Now, with each of their NFL careers having come to an end due to knee issues, the two longtime friends are trying to change that.

Thomas, who played in 38 games for the Buffalo Bills from 2002-04, and Brandon, who was with the Denver Broncos from 2002-06, showed up last weekend on their old collegiate stomping grounds to help coach and offer words of wisdom at Mike Sanford's team camp.

The event featured several local high school squads, with Brandon and Thomas helping coach the Renegades -- a group of individual players on-hand not affiliated with any of the attending high schools.

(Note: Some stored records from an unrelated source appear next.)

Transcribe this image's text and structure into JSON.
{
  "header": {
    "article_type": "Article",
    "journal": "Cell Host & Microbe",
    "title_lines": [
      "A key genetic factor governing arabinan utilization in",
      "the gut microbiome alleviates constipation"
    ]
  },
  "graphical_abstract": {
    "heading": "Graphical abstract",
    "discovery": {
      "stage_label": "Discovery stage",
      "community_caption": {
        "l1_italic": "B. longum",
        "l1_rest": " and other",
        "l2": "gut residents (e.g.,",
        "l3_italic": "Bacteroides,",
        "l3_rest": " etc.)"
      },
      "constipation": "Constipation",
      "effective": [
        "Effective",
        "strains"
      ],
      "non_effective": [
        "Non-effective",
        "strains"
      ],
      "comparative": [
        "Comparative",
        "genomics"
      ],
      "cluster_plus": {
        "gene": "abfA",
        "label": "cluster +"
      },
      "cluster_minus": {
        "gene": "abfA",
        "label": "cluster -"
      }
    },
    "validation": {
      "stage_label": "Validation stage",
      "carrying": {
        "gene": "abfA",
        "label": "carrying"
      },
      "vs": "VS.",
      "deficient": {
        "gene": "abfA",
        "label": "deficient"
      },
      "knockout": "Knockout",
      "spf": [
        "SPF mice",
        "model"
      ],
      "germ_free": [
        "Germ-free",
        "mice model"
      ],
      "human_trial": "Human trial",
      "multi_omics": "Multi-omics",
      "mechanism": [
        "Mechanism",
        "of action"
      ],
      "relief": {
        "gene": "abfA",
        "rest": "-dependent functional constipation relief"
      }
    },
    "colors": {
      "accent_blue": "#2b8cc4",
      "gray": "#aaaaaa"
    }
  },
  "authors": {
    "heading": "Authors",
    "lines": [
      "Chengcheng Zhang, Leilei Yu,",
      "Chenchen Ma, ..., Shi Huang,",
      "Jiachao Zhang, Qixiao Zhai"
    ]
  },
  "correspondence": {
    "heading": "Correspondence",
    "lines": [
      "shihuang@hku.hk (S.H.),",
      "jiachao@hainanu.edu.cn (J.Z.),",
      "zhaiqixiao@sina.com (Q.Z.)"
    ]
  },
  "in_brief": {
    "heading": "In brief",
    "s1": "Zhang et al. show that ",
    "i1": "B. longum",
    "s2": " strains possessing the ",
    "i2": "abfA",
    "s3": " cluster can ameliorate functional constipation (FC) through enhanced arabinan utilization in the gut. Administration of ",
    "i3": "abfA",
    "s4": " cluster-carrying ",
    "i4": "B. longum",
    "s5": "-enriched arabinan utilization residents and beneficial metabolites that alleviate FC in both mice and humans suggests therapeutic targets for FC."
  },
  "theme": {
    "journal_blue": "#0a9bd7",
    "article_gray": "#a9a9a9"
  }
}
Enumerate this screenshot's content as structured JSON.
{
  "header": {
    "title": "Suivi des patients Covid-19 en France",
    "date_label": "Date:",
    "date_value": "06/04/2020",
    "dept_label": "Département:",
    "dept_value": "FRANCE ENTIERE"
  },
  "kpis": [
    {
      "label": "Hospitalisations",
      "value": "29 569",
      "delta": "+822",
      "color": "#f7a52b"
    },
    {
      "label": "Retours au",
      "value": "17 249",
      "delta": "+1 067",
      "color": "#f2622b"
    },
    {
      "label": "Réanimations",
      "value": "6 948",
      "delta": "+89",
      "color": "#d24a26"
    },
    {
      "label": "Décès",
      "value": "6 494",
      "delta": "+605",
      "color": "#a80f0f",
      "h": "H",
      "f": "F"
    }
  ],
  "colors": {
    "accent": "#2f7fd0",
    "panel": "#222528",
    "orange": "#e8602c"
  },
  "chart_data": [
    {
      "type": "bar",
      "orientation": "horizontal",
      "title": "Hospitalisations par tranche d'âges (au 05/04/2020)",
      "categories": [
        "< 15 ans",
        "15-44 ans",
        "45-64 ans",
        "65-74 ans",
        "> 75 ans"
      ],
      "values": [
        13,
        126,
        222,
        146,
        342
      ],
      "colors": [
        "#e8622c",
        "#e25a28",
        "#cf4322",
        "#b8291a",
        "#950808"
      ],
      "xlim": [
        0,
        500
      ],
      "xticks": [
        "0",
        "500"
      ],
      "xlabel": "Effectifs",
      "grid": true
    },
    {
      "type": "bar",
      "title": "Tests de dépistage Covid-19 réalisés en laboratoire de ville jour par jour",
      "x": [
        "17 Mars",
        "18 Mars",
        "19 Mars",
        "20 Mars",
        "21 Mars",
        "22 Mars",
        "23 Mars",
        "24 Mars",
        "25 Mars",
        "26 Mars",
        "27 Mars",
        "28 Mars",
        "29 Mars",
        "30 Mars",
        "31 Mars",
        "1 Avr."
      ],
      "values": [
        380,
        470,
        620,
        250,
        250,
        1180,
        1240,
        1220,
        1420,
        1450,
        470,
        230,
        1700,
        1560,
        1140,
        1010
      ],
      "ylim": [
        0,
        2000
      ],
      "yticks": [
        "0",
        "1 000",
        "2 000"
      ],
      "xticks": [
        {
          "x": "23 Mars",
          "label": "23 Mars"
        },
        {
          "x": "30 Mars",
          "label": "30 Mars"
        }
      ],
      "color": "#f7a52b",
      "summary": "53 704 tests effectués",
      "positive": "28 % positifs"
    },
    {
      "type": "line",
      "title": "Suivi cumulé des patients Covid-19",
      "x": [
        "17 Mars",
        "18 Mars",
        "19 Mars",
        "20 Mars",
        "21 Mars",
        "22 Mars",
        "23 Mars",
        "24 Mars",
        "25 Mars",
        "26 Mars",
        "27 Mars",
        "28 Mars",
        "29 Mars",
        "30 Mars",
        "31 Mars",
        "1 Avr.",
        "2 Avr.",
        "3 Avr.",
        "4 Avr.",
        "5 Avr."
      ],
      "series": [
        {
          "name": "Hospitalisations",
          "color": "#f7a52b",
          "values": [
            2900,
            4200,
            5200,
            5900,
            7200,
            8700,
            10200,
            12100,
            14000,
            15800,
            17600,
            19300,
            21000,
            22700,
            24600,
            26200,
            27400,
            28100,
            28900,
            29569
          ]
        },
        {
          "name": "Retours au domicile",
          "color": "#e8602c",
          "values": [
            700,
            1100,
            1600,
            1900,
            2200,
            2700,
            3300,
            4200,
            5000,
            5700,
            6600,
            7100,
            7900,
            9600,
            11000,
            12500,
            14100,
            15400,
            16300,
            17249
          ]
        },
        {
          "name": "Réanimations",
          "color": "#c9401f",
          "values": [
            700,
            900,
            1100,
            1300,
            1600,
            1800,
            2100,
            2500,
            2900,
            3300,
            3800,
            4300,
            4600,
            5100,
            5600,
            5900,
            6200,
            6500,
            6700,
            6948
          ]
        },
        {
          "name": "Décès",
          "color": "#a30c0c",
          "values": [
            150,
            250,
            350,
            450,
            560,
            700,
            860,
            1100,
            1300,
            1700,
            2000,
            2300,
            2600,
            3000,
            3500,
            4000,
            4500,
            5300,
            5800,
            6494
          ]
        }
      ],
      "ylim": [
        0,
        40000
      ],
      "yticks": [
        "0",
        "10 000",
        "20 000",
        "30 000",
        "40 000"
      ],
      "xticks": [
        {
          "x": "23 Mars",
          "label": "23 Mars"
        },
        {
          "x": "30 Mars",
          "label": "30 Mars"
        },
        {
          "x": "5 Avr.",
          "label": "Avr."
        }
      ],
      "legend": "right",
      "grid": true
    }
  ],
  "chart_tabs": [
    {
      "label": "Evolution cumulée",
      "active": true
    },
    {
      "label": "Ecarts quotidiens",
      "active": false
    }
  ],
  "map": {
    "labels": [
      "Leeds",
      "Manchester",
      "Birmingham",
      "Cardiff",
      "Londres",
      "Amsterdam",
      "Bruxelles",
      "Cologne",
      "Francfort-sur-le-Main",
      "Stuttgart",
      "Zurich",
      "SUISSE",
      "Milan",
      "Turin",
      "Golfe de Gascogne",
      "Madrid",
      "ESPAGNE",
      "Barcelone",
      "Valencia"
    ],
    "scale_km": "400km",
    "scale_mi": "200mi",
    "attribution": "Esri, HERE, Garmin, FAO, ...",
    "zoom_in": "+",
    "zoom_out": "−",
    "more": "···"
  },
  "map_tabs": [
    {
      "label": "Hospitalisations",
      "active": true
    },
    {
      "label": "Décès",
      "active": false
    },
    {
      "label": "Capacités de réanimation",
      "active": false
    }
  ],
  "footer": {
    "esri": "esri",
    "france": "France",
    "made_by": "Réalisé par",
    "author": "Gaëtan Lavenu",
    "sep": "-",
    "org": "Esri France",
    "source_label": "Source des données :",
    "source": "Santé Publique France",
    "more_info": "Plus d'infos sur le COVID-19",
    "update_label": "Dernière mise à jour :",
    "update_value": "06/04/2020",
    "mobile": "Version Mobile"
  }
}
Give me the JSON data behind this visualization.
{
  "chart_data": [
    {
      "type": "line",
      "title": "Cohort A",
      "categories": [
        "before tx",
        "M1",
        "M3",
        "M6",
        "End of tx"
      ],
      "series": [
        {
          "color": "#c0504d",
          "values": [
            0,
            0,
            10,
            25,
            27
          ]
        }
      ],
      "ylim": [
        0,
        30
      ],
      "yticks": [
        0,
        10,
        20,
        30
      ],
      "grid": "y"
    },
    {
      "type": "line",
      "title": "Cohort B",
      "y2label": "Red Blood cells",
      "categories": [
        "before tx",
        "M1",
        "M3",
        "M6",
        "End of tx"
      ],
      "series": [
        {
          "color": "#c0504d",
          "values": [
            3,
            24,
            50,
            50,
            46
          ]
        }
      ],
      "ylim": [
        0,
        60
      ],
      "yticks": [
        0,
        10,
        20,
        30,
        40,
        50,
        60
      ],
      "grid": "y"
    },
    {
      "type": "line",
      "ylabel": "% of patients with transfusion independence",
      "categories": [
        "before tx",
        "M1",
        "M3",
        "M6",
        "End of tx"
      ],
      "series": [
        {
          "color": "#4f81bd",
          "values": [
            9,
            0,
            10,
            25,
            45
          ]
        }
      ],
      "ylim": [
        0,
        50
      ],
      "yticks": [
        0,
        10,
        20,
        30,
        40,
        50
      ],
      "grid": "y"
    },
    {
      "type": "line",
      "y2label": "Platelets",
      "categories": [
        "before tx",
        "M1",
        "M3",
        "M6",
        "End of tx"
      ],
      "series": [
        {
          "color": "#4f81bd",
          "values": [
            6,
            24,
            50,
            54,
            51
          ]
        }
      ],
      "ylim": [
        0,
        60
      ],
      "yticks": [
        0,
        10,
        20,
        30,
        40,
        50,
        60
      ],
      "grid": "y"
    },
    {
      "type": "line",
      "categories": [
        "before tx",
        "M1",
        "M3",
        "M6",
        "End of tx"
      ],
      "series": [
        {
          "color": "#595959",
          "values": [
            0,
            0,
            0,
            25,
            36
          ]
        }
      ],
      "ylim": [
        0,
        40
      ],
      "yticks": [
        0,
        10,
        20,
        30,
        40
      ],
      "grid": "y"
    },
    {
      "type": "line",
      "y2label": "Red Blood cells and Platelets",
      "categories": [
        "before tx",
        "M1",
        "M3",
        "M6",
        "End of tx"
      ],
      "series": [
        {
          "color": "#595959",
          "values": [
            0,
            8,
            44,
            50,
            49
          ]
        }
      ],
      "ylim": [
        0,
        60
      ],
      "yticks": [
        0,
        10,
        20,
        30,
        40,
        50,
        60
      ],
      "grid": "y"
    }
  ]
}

"I felt like me and Sam, we needed to break the loop," Thomas said. "We needed to start having alumni come back, and we kind of fell into that trend where you leave and you don't come back, but we wanted to start something new, start having alumni come and be a part of everything."

Since leaving UNLV, both have stayed in contact with their former defensive backs coach Mike Bradeson, who is entering his 13th season as a Rebels aide.

Now they're hoping to spread the word.

"(Coach John Robinson) had more of his people come talk to us than we had alumni -- John Madden, Keyshawn (Johnson), Ronnie Lott," Thomas added. "Hopefully it'll help out recruiting, hopefully get these local guys to come here. There's a lot of talent in Las Vegas, you've just got to keep them home."

Brandon and Thomas came into the UNLV program at the same time, and now live down the street from each other in Denton, Texas.

The two are in the early stages of starting their own youth football program in the Dallas suburb, and over the weekend at Rebel Park, saw the joy they could potentially get out of it.

"Holding information inside is only useful to yourself -- What good is that?" Brandon said. "It's a real joyous feeling, a feeling like no other, when you can give it to a kid and you see him accept it. When we've been out here, we've had nothing but positive feedback from parents, from the kids, and that's what it's about, watching them take something you've learned and watching them incorporate it to their game."

Both Brandon and Thomas said that when they ultimately begin their youth football venture, they want to put an emphasis on fundamentals -- something Thomas said he didn't grasp until an advanced stage in his playing career.

"I didn't learn my fundamentals until I got to college, so this is a great time," he said. "You get them at a young age and teach the fundamentals, the game is a lot easier. "

Both see the life experiences they have to pass down from their football journeys as being just as important as skill.

Thomas's career came to a close following the 2004 season, when he realized that he'd never be himself again athletically following microfracture surgery.

"It took me a couple of years to get over the fact that I wasn't playing," said Thomas, who now spends his time with his wife and 3 kids. "After the first two years, I did an internship for the NFL Europe in Berlin. I was there for a year and it folded. I went to Midwestern State and was coaching the DBs down there for a year, then I had to re-evaluate. I came down here to try and network as well. My ultimate goal is to be back here and help out."

Brandon said he felt the effect he could have on younger athletes when several faculty and kids from his old high school -- John W. North High in Riverside, Calif. -- made the trip to see him play a game in San Diego during his first NFL season in 2002.

"Kids always have flocked to me and people have always said 'Hey, you should work with kids,'" he said. "I know it's something I was on the path to doing. I think I found it. That's just something I'm gonna take. I came out here to leave the doors open and show some love back to UNLV."

The two also took some time out to meet with several of the current Rebels, with whom they hope to build firm relationships in their effort to build more bridges between the program and its alumni.

Both Brandon and Thomas want to be just as available to the UNLV program as they plan to be with those young players they plan on shaping in the coming years.

"Coach Bradeson I guess talks highly of us, but for good reason," Brandon said with a chuckle. "I gave a couple of guys my number, said if you have any questions, call, because information you keep to yourself is useless."